A fair bit of money, but for a company like Nintendo I could see development
costs already getting up there, to say nothing of advertising, ongoing
maintenance, and so on. Maybe they really will lose money on it.

Mobile games are hard. For a game with this pricing model i.e. you pay up
front, you get a high quality game, you play it ( _Monument Valley_ might be a
similar example), even with really good market saturation (which is how I'd
describe what SMR has accomplished but, again, I'm not an expert), $25M is
_great_. To make a few comparisons based on probably-wrong numbers I found on
Google for some excellent games, _Tiny Wings_ made about $5M and the fairly
well-known _Monument Valley_ did about $15M.

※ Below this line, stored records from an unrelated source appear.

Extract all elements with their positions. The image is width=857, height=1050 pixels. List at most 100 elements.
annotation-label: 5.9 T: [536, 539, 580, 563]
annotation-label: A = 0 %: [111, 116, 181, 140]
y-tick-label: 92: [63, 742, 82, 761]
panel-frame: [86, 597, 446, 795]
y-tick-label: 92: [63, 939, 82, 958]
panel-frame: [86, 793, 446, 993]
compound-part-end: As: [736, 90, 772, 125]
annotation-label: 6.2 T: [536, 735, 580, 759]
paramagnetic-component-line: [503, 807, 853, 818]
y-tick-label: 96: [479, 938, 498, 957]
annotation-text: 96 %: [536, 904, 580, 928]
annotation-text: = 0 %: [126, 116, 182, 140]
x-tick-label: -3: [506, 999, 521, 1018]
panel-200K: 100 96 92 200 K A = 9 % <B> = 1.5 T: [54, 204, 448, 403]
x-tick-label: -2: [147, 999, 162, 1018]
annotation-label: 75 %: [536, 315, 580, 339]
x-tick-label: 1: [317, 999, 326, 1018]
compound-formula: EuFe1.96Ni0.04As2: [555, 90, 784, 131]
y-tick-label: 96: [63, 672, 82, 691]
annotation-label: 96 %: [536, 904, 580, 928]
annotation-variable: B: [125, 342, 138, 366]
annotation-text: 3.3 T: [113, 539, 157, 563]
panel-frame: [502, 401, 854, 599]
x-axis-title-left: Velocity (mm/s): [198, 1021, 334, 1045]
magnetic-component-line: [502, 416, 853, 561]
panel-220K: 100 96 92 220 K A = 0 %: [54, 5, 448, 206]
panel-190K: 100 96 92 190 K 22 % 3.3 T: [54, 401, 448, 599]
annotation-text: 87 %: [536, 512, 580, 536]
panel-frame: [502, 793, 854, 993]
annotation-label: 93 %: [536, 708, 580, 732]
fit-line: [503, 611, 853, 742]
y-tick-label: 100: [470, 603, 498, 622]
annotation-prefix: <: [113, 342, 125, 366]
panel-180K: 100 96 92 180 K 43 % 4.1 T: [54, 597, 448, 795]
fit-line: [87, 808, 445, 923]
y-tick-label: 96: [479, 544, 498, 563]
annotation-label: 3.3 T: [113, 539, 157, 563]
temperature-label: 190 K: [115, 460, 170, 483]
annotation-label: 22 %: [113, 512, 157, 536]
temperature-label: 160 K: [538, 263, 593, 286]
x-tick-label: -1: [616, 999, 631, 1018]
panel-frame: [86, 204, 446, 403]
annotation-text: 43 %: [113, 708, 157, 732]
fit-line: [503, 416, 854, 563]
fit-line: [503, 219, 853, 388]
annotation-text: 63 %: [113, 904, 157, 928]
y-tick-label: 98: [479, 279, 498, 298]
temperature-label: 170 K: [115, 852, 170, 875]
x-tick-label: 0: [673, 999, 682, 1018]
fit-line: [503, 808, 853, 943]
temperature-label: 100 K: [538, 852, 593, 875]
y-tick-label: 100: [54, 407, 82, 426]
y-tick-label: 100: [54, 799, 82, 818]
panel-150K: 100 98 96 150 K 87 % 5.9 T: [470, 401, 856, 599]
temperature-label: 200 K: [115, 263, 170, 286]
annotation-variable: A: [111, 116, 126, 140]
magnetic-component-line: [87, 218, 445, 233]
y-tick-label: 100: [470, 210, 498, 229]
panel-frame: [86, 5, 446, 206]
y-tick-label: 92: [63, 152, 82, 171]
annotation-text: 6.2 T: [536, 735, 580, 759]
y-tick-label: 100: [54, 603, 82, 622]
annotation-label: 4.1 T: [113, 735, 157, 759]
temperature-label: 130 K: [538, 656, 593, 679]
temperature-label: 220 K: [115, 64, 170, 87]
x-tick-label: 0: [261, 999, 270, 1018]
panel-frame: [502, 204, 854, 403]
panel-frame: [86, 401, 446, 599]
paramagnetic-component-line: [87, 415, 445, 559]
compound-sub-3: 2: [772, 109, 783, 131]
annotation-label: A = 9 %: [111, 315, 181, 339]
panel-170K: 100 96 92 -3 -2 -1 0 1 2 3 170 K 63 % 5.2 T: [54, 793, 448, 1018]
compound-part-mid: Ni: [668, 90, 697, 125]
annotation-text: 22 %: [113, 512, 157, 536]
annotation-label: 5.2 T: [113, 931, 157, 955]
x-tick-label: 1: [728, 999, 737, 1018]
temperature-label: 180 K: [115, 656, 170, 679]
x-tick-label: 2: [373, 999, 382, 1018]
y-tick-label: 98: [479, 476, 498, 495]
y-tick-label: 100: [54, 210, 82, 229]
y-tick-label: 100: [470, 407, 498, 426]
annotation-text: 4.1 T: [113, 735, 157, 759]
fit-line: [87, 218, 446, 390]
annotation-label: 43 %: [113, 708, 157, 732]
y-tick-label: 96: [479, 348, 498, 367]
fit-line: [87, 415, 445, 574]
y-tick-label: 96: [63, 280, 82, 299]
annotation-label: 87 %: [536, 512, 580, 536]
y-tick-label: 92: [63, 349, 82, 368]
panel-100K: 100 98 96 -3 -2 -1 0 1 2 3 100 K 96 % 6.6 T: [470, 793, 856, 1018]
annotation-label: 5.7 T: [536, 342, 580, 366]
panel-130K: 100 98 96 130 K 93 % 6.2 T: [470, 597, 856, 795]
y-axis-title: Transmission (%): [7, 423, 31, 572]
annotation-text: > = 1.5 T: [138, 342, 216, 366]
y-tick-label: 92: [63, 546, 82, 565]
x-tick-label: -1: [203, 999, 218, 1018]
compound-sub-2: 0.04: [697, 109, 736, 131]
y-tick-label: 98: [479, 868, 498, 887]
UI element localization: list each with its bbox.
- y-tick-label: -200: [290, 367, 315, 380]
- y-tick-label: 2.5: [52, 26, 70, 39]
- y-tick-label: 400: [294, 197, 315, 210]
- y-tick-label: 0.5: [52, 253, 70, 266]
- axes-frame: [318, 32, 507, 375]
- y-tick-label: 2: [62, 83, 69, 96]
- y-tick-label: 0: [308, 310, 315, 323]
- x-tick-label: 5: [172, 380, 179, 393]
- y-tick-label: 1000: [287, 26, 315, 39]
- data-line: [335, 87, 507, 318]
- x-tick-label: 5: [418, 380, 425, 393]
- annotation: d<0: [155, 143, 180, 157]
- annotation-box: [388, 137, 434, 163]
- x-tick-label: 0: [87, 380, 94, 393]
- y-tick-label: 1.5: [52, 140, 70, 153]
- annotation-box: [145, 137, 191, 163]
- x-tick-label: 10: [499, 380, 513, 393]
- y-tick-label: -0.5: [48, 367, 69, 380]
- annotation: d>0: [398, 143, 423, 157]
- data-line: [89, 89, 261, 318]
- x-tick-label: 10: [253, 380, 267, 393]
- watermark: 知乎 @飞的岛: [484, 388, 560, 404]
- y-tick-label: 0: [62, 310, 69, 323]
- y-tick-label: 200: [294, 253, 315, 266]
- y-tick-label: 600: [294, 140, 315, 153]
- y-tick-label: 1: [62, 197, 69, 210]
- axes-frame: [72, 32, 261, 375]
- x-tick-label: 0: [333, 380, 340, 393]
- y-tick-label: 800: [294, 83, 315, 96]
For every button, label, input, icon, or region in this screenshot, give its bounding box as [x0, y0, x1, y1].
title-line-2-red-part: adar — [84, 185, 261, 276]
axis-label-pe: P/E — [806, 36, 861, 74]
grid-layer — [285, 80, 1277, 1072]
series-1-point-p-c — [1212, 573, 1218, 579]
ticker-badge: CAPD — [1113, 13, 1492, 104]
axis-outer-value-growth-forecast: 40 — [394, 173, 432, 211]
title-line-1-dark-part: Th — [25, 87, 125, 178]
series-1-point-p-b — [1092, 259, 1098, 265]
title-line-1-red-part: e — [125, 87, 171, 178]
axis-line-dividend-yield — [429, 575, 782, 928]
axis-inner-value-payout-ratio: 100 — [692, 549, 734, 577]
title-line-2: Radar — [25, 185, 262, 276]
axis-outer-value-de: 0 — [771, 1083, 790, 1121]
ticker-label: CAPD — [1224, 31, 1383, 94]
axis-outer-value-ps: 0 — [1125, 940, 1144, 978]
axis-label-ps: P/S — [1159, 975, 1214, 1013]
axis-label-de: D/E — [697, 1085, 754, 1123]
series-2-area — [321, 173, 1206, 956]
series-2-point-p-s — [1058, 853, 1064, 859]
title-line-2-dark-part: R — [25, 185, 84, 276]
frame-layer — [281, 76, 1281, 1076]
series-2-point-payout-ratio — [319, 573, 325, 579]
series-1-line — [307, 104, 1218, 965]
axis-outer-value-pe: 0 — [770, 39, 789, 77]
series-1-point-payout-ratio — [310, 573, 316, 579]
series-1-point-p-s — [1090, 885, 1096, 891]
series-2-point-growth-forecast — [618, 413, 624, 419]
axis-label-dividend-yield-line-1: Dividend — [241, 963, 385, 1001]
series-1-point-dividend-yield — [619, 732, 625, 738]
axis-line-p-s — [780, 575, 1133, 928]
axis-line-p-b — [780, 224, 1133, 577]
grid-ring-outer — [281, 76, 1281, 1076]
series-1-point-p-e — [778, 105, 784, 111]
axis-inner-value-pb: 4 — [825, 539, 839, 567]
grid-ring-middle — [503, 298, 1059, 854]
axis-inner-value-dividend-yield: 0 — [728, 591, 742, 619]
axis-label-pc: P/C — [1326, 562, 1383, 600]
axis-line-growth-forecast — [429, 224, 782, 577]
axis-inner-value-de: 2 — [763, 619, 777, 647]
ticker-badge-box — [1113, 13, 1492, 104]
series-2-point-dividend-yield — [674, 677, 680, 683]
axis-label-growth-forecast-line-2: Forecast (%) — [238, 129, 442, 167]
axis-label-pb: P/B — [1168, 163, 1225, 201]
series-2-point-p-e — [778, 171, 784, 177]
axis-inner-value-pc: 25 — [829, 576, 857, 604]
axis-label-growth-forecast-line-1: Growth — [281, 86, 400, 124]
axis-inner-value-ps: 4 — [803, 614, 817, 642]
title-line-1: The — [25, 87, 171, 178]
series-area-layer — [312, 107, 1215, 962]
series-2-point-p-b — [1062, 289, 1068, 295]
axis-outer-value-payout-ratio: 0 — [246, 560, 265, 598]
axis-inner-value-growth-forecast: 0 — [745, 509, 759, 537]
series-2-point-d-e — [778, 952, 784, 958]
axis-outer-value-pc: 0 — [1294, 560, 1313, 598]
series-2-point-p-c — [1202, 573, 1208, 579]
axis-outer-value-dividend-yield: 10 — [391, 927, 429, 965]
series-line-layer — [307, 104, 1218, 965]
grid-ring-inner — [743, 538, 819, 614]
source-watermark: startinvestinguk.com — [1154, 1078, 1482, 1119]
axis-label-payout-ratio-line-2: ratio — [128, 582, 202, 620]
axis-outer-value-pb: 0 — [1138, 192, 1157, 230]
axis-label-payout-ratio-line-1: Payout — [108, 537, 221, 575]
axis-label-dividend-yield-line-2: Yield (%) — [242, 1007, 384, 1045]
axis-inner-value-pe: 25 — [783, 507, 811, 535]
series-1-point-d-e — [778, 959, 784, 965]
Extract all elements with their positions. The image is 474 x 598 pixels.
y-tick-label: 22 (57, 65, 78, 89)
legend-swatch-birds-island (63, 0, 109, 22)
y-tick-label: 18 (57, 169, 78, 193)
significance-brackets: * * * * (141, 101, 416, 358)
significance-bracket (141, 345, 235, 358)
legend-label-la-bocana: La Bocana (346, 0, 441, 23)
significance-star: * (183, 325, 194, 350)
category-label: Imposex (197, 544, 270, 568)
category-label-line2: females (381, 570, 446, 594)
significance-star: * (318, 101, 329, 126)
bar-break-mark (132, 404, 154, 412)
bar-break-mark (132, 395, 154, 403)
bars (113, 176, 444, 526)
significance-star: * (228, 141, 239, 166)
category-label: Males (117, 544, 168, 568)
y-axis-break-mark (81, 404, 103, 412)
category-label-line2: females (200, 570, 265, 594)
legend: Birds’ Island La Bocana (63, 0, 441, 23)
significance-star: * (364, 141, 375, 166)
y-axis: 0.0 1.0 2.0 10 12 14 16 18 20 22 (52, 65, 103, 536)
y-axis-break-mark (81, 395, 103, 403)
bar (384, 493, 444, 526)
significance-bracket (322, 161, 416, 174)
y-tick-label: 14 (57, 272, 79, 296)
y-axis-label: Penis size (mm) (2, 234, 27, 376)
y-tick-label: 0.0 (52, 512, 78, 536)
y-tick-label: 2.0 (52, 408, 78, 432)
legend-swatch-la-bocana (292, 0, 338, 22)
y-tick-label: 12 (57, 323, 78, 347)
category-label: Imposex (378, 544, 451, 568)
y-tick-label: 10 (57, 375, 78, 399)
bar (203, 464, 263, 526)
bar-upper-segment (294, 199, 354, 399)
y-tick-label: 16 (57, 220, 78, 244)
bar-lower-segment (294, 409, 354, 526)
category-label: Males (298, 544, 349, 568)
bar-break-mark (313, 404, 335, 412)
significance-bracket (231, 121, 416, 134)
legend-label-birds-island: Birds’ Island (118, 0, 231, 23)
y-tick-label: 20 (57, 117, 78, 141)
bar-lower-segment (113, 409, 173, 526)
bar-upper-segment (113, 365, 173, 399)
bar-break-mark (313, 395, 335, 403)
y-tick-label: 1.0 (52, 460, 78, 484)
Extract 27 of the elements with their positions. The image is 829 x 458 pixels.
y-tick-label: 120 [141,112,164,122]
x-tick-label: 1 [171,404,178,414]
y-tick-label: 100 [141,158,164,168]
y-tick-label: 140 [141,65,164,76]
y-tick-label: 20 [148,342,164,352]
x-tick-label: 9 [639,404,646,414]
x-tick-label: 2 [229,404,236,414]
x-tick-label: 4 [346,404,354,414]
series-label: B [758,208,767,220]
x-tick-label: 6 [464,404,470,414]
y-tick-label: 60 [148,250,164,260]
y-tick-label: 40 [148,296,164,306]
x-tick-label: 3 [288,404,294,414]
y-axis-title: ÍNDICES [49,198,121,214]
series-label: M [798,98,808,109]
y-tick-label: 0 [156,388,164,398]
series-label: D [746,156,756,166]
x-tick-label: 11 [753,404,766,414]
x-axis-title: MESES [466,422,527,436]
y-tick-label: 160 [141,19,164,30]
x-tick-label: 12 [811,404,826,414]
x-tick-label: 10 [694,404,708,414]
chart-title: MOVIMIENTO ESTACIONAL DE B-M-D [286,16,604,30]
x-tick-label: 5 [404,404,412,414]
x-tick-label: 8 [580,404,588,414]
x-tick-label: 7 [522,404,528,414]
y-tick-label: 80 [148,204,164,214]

Those developers doubtless kept costs down by limiting their staff and project
scope and relying on word-of-mouth/viral/whatever marketing. As I see it, any
other approach with the straight-up pricing model is simply not going to make
you any money 99% of the time. The people really making money on mobile games
have set up Skinner boxes where "whales" can drop thousands of dollars a year
in "micro"transactions.

Maybe this is all bullshit; I'm just fascinated by the idea that you can
release a relatively simple game, break download records on the app store with
8% of those downloads getting you $8-10 per (making some dumb assumptions
about Apple's cut), and still lose money.